2021 begins: Schools, testing sites and lockdown again

Happy 2021.

It’s over a fortnight - embracing Christmas and the New Year - since I last posted. There’s been a lot since then that I’ve just not had time to write up; on Sunday, 20 December, the French authorities blocked any HGVs and other vehicles crossing the Channel. This lasted for 48 hours, at the end of which vehicles were only able to make the journey if they had secured a negative Covid test. The resulting challenges of traffic management, driver welfare and impact on local communities (especially Dover) were intense and only started to ease around Christmas Eve and Christmas Day. I’ll be writing more about transition, so may revert in more detail to those extraordinary days at that point.

The NewYear started with further controversy over whether primary schools should open to the majority of children, or should delay their start for a fortnight. The Department for Education ruled that eight of Kent’s twelve Districts should be considered under the ‘contingency framework’, meaning that general primary opening would be delayed for a fortnight, but that four Districts - Canterbury, Thanet, Dover and Folkestone and Hythe - should not. Neither I nor our public health team could see the rationale for this, and so Richard Long (Cabinet Member for Education and Skills) and I wrote to the Education Secretary, urging that the contingency framework should also be applied to these four Districts. This generated a lot of media interest (including Radio 4’s World at One - interview starts 28 minutes and 30 seconds in) but within a few hours was overtaken entirely by events.

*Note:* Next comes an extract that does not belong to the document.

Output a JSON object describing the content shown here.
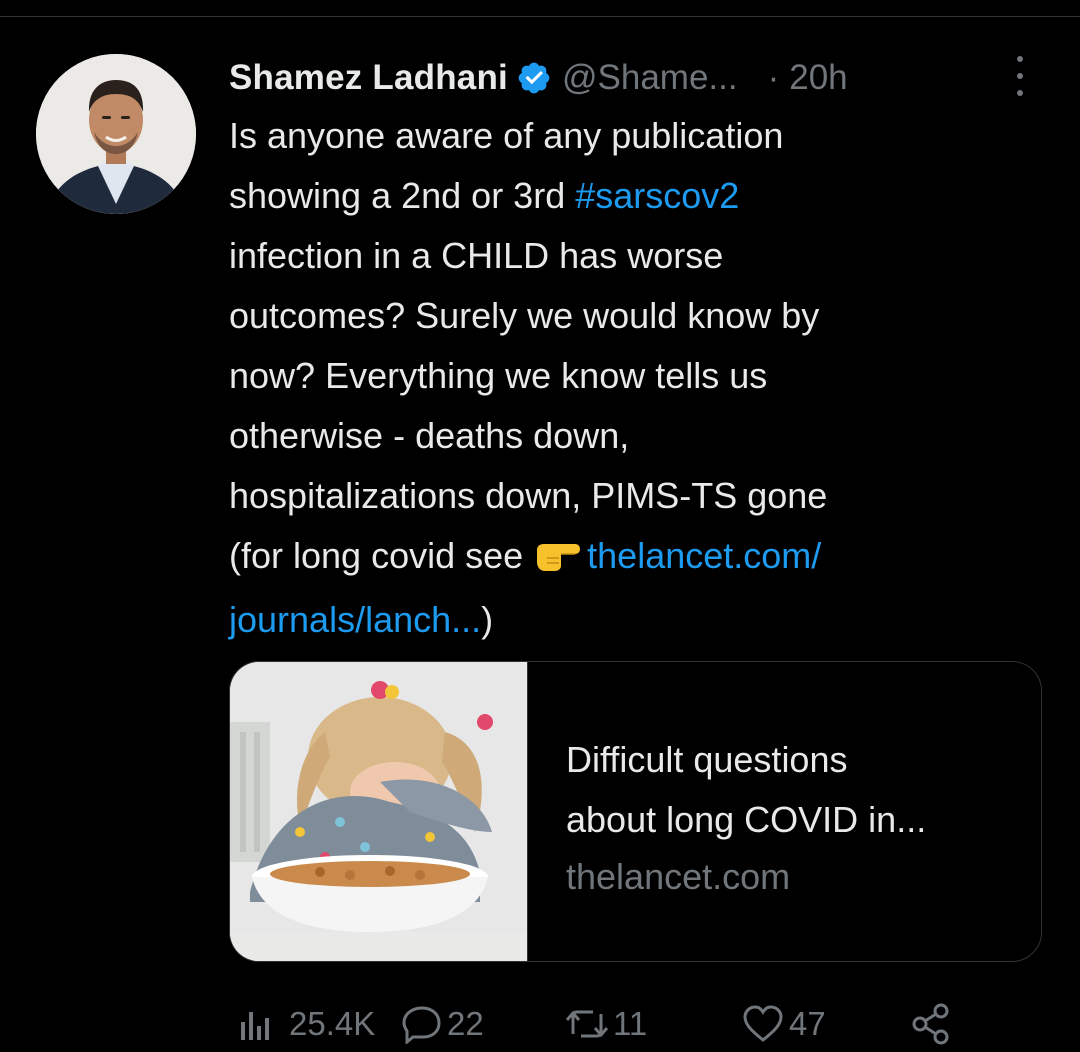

As of last night, Kent - with the rest of the country - found itself in a third national lockdown. The acceleration of infections that we saw in Kent in November and early December, strongly linked to the new strand of the virus, has taken hold nationally. Much of our response reflects the approaches developed in the first and second lockdowns, and I will be returning to this in future posts. You can find our on the day response here.

The Prime Minister’s announcement came at the end of a day in which we had announced the establishment of twelve new asymptomatic testing centres, adding to the two (in Swale and Thanet) that we opened a week before Christmas. This gives testing centres in all of the twelve Districts, and more will be added in the coming weeks, resulting in two in each District. In Sevenoaks, the first centre will be in the Swanley youth club in St Mary’s road, and a further site in the District will be announced shortly. In these new circumstances, we continue to press forward our approach of contact tracing, testing, communication and enforcement, while supporting the NHS in its roll out of vaccination.